The film is very well made with touches of the absurd (talking to each other within the same car using mobile phones, "a cold coffee with a cold smile", a poodle in a woman's bed preferred to the human lover) and the surreal (a big passenger plane with just one passenger, autumn leaves covering a dance hall, the lighted candles on the dashboard of a moving car, etc).

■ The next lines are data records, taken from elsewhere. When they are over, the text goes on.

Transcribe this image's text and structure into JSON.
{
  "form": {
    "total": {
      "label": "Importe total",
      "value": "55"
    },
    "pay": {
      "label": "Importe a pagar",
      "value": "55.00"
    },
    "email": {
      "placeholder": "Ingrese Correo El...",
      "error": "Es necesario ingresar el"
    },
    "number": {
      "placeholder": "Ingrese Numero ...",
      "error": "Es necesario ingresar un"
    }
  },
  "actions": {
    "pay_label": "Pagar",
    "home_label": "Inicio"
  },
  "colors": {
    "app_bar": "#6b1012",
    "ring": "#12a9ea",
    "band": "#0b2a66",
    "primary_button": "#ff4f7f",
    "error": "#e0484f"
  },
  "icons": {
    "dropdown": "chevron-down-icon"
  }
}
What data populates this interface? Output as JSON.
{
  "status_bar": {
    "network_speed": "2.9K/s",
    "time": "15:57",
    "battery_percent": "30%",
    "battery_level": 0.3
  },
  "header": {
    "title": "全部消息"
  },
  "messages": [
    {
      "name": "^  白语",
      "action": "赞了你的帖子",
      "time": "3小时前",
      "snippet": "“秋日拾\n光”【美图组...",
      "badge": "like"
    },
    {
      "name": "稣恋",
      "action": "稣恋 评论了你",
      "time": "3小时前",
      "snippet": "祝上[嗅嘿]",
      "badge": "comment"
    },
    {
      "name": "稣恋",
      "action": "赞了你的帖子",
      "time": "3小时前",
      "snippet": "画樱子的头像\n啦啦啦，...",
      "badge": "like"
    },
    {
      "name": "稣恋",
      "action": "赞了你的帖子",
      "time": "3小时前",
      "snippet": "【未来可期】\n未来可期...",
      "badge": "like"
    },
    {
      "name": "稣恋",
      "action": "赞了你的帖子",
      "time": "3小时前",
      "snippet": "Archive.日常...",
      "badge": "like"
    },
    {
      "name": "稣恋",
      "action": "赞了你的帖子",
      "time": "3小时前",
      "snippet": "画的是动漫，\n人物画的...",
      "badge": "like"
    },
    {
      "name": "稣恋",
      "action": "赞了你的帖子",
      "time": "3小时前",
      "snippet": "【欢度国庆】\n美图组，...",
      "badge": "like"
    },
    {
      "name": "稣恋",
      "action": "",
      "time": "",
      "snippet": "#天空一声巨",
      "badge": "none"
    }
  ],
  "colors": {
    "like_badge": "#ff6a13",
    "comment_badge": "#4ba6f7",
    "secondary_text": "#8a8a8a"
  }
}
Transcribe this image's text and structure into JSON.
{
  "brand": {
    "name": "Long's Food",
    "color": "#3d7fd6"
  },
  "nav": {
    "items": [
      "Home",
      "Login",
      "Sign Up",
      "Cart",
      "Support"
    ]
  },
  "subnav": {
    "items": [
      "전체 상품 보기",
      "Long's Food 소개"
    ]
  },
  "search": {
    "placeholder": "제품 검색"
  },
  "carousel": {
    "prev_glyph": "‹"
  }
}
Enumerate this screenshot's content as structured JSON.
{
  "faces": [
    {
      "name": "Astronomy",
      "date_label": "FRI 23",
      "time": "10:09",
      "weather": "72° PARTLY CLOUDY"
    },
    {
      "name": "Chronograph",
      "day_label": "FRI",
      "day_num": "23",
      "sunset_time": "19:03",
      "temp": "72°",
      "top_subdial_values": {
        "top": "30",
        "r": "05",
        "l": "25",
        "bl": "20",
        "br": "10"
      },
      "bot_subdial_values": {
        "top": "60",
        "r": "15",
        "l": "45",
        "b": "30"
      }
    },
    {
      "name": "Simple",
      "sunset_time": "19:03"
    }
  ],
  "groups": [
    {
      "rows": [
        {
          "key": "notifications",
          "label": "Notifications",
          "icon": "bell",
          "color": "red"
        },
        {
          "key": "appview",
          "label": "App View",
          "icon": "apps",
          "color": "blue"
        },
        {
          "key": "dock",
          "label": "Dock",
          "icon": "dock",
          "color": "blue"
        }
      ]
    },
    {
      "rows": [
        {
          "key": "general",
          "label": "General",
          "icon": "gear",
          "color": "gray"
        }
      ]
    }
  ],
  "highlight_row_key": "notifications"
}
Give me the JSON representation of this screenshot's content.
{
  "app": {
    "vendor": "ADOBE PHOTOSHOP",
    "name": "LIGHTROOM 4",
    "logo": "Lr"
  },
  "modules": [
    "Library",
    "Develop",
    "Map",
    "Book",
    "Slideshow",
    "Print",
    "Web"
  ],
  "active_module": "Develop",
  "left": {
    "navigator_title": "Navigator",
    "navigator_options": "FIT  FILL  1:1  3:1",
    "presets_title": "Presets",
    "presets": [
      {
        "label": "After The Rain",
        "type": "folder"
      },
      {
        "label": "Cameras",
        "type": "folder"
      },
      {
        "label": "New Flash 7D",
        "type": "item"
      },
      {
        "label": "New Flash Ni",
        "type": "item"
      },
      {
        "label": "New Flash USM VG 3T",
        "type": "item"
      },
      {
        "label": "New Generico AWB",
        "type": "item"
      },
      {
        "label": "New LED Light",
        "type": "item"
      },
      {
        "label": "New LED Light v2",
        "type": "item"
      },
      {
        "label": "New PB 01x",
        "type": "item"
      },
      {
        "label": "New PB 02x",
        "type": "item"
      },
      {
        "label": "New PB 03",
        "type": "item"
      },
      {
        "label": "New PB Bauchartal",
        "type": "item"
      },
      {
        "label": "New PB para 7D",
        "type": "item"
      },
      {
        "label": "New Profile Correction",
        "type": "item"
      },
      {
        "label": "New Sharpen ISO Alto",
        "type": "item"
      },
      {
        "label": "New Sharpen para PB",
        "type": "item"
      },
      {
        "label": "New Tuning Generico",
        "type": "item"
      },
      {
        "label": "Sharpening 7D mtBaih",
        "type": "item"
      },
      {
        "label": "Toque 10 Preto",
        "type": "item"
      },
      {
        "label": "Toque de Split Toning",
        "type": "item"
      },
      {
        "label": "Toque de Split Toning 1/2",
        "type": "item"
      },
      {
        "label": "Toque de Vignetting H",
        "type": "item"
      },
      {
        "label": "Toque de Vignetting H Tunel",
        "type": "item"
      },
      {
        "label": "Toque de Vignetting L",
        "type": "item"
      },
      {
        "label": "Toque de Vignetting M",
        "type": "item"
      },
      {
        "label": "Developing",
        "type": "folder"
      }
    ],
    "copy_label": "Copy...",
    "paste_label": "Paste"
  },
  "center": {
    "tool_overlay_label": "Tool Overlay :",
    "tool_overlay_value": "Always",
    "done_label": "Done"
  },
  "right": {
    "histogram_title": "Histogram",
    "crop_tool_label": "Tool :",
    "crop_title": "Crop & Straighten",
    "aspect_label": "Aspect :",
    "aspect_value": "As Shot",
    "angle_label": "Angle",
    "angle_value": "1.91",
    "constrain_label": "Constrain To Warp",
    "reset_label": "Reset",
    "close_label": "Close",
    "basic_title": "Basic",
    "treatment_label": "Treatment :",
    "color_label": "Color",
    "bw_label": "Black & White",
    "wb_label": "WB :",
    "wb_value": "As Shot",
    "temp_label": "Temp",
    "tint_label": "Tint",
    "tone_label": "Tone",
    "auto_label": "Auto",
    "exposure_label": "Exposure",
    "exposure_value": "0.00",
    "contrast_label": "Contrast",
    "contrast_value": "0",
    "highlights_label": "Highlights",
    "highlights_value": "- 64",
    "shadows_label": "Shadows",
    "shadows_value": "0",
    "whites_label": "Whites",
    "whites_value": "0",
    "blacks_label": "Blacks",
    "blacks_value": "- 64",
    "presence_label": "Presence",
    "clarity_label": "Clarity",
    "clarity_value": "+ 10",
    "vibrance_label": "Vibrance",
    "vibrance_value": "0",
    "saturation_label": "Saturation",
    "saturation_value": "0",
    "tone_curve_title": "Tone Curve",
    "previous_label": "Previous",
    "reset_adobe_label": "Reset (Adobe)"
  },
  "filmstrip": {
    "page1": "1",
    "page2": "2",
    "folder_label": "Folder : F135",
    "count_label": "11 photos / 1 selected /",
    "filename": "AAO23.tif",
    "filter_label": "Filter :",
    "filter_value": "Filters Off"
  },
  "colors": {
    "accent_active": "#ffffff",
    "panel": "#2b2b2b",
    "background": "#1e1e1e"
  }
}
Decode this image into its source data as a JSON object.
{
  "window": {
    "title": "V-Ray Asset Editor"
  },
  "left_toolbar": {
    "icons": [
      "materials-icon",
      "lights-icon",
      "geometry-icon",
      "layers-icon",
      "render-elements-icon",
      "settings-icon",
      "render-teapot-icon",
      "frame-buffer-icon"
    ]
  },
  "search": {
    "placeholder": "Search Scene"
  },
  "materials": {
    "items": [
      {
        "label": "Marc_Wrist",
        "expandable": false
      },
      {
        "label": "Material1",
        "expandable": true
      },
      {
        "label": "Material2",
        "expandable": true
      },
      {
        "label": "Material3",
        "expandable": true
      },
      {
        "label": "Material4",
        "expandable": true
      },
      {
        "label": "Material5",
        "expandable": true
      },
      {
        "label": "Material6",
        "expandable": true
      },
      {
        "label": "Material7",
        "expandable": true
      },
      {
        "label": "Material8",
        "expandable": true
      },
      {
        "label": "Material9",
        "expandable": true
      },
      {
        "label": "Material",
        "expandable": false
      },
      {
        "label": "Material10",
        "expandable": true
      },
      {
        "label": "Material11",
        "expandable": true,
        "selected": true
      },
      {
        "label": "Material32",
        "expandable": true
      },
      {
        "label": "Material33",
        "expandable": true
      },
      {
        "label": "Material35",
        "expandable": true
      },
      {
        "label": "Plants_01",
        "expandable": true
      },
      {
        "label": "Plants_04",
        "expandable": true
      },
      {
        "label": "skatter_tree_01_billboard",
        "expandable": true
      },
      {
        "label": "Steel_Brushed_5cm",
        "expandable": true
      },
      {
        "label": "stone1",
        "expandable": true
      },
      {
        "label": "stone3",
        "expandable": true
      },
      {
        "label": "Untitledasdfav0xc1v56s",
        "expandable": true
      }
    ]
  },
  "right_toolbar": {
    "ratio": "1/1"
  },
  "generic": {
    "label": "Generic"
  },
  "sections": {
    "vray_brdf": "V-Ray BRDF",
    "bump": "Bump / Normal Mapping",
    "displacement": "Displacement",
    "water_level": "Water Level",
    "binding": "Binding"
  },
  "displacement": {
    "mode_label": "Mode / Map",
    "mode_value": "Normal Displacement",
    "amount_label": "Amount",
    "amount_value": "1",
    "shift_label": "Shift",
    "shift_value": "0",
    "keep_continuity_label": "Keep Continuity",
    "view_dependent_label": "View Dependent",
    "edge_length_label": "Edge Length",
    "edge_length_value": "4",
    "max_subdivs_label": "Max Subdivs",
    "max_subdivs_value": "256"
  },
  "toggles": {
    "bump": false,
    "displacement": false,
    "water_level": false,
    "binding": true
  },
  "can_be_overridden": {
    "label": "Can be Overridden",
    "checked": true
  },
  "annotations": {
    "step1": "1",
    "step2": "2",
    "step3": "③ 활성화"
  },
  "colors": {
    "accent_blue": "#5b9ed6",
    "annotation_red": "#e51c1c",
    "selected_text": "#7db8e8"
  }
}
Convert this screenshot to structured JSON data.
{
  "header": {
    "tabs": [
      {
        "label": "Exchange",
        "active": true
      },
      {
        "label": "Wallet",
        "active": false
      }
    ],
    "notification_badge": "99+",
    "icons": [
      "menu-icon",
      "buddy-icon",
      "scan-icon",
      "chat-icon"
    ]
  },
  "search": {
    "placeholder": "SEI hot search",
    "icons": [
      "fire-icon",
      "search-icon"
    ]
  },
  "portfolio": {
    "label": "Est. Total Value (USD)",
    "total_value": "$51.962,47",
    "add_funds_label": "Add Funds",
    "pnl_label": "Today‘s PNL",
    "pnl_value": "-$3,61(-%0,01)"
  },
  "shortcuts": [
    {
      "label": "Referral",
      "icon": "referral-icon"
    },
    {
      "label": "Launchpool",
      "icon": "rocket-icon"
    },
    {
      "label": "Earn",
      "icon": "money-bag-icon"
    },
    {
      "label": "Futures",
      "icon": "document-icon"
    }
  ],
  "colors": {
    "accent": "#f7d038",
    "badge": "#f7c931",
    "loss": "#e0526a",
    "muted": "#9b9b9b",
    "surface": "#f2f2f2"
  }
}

To revert to Makhmalbaf’s Kandahar, I applaud the director’s intentions. The colour of the bridal party of burqa clad women looks lovely. With the same breath, I wonder if those colourful burqas can be associated with Taliban ruled Afghanistan where black and grey are often the colour of burqas that one would tend to associate lifestyles of Afghan women in the remote parts of the country. But then this is Mr Makhmalbaf of the colourful Gabbeh and Sex and Philosophy as well. In any case, whether you loved Kandahar or not, it would make you reflect on what it showed. As an Indian national, I loved the Sanskrit shlokas being recited on the soundtrack from time to time. Was Mohsen Makhmalbaf trying to be ecumenical? Or was it his family's love for Indian culture that made this addition?



But if you want to see the director at his best—I recommend Gabbeh or his later film Sex and Philosophy. The moot question is what do you want in good cinema: do you want the subject or do you want an intelligent presentation of the subject to overpower your senses? Mr Makhmalbaf can present both types of cinema in separate films that he has made.

P.S. Hana Makhmalbaf's Buddha Collapsed from Shame was reviewed earlier on this blog.